Overigens sluit McGonigals idee heel goed aan op de theorieën over leren leren. In een Coursera cursus die ik recentelijk heb gevolgd werd namelijk ook al aangegeven dat een uur een toets maken beter is dan een uur (verder) uit een boek leren. En nu we het toch hebben over leren leren, ik loop al langer met het idee de game-elementen zo toe te passen dat ik mijn leerlingen tevens leer hoe je het beste kunt leren en stof eigen kunt maken. Spellen bieden enorm veel mogelijkheden om vaardigheden aan te leren en dat te belonen.

Het nut badges en XP

Badges en XP hebben ondanks hun extrinsieke aard zeker nog wel nut. In eerste plaats geeft het een speler (leerling) een duidelijker beeld wat hij of zij heeft doorlopen. World of Warcraft zonder XP en badges zou een heel ander, misschien wel chaotischer spel zijn geweest. Candy Crush zonder punten heeft minder betekenis. Daarnaast zie ik het effect van stickers in het onderwijs. Leerlingen zien het (onbewust) als een fysiek compliment. Een tastbaar bewijs van gedaan werk.

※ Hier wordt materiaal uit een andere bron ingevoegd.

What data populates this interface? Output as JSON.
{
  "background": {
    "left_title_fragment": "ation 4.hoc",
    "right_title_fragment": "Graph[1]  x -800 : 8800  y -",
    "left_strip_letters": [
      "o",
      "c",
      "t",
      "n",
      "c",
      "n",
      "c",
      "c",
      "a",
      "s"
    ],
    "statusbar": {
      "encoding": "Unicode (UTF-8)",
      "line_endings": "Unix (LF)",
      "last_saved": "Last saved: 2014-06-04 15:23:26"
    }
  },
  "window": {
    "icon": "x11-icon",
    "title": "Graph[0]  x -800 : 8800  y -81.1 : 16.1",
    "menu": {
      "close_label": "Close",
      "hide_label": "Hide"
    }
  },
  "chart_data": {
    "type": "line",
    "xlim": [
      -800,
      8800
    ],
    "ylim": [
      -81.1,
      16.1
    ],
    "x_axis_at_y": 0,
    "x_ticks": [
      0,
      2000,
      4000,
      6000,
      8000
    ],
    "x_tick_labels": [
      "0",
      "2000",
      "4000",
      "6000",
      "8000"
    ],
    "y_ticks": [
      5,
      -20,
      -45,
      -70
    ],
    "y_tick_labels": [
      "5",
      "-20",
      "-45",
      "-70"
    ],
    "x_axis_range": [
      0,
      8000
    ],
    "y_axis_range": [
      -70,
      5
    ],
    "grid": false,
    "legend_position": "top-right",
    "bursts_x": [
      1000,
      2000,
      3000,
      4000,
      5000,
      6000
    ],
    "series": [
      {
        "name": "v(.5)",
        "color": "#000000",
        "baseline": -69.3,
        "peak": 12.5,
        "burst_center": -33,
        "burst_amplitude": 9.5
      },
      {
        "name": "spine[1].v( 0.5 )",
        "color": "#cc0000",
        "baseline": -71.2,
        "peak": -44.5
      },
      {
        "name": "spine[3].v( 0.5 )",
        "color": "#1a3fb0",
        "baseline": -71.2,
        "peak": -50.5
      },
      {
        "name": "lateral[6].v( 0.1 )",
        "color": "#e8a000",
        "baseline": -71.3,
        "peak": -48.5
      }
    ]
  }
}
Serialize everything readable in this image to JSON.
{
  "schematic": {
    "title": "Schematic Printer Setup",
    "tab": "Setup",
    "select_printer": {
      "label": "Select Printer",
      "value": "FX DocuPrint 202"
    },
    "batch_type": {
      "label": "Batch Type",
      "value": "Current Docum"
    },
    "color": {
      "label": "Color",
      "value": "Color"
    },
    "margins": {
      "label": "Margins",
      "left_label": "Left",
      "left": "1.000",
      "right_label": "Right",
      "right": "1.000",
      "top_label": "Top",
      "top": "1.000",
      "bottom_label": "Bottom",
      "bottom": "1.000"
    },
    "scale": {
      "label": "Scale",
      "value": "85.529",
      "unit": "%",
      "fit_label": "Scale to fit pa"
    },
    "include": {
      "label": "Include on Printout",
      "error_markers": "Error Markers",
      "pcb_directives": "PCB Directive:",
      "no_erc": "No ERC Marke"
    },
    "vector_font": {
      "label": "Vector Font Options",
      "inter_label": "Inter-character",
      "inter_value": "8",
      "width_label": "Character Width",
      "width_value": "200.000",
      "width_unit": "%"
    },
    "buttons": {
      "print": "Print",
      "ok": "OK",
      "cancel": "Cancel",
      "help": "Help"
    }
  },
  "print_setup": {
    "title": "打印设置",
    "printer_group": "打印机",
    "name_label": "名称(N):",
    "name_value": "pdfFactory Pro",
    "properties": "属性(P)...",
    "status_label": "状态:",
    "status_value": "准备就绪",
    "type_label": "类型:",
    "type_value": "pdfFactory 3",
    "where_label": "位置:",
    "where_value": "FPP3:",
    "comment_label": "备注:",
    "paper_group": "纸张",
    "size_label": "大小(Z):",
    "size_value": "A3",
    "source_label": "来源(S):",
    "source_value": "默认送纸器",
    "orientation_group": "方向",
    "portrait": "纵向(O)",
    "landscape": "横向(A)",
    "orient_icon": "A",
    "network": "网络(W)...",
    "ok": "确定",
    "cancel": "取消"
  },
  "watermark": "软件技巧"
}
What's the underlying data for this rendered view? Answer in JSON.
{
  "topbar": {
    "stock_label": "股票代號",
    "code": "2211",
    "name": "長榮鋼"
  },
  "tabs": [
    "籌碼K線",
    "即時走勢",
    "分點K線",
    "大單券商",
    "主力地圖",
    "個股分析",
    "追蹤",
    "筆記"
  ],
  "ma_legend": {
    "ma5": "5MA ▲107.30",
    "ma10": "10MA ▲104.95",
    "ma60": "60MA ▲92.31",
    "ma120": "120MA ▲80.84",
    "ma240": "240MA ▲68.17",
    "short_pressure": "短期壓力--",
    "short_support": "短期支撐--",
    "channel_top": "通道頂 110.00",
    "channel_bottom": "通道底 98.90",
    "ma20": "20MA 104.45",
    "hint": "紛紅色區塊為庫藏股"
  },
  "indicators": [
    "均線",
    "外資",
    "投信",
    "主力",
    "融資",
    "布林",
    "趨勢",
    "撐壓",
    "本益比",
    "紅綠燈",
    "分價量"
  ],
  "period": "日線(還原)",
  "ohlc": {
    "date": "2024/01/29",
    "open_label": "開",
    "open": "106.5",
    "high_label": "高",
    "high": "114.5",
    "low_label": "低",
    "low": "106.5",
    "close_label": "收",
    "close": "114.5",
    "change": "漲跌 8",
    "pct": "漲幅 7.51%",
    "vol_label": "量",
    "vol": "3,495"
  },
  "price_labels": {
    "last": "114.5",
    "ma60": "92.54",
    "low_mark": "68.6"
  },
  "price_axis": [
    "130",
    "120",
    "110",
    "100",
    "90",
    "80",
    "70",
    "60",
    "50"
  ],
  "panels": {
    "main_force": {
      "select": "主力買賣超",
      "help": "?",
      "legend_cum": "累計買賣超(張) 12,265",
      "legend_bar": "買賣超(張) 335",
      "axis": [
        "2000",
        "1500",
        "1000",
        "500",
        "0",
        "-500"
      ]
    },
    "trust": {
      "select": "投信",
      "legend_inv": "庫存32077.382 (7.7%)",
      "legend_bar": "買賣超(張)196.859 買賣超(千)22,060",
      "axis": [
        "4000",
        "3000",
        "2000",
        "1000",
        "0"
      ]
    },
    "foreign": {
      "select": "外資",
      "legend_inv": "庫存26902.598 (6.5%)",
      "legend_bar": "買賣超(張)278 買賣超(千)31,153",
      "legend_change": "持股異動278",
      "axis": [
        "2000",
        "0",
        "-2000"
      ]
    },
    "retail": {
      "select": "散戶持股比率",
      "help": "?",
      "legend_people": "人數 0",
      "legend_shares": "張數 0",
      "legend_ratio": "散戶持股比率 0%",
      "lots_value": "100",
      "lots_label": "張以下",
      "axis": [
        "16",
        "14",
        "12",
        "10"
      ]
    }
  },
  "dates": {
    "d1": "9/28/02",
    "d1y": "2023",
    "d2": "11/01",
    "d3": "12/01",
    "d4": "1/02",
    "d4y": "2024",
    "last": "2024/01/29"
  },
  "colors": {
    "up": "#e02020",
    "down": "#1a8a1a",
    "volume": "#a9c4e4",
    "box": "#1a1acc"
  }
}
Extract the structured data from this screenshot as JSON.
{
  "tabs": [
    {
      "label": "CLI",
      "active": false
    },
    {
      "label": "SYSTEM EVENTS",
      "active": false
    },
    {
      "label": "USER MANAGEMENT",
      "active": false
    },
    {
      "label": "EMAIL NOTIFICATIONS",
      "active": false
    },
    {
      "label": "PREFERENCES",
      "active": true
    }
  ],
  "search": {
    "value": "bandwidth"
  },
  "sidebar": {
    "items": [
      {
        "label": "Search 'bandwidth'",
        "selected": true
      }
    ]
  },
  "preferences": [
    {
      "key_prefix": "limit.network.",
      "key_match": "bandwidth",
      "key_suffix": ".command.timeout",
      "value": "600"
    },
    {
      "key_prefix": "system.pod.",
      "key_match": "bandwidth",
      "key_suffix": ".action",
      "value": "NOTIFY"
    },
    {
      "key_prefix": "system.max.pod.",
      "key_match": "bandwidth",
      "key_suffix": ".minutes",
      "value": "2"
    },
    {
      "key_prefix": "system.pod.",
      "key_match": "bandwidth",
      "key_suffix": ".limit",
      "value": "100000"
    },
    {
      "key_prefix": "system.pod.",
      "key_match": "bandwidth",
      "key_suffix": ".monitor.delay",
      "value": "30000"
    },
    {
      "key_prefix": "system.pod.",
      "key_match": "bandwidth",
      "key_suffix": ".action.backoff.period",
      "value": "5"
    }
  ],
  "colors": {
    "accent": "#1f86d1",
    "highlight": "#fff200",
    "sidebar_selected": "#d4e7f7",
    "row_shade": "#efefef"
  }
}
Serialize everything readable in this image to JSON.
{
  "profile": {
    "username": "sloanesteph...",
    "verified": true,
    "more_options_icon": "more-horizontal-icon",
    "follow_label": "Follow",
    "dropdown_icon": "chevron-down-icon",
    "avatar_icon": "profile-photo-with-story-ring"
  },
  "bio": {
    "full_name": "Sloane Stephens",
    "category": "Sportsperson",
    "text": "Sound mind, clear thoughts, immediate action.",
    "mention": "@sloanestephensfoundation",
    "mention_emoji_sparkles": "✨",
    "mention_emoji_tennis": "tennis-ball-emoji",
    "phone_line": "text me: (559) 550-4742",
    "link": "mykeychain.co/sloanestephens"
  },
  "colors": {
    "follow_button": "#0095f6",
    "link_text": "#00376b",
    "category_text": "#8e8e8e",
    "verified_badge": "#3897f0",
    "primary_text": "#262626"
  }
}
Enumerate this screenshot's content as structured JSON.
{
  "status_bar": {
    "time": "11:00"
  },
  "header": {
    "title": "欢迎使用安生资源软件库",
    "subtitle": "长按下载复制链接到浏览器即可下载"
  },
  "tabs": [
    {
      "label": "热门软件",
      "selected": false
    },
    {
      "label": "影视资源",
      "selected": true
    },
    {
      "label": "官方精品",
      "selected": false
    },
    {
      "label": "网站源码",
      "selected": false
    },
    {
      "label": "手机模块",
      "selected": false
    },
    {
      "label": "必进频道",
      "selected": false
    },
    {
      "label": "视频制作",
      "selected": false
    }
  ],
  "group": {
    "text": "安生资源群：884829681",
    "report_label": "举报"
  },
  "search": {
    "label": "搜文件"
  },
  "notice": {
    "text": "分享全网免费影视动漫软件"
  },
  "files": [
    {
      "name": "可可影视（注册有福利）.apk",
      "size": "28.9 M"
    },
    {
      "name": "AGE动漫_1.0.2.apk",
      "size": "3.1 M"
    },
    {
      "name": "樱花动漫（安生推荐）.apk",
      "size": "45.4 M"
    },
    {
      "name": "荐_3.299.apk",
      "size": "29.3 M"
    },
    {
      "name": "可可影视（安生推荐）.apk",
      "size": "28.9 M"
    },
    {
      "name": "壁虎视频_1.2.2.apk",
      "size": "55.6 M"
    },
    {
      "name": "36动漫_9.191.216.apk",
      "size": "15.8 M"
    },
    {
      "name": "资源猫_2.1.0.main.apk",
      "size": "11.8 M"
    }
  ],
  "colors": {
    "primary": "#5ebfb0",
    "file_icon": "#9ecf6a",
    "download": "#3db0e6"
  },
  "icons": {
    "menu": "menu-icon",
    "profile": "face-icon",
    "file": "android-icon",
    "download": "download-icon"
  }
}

Waar wij als docenten echter over moeten waken is dat de badges en punten slechts het begin zijn. Het is geen uitdaging om punten toe te kennen of stickers uit te delen, het wordt een uitdaging hoe wij de theorie van games zo kunnen toepassen in onze lessen dat de leerlingen optimistisch over zichzelf en de wereld worden, sociale vaardigheden ontwikkelen en het nut van een groep leren kennen, dat hard werken daadwerkelijk voldoening en geluk kan geven en je horizon kan verbreden, en je daadwerkelijk epische veranderingen teweeg kunt brengen om uiteindelijk een geweldig verhaal van je eigen leven te kunnen ontwikkelen, oftewel in het kort, een leerling die optimistisch, nieuwsgierig, gemotiveerd, en altijd op zoek naar een uitdaging is.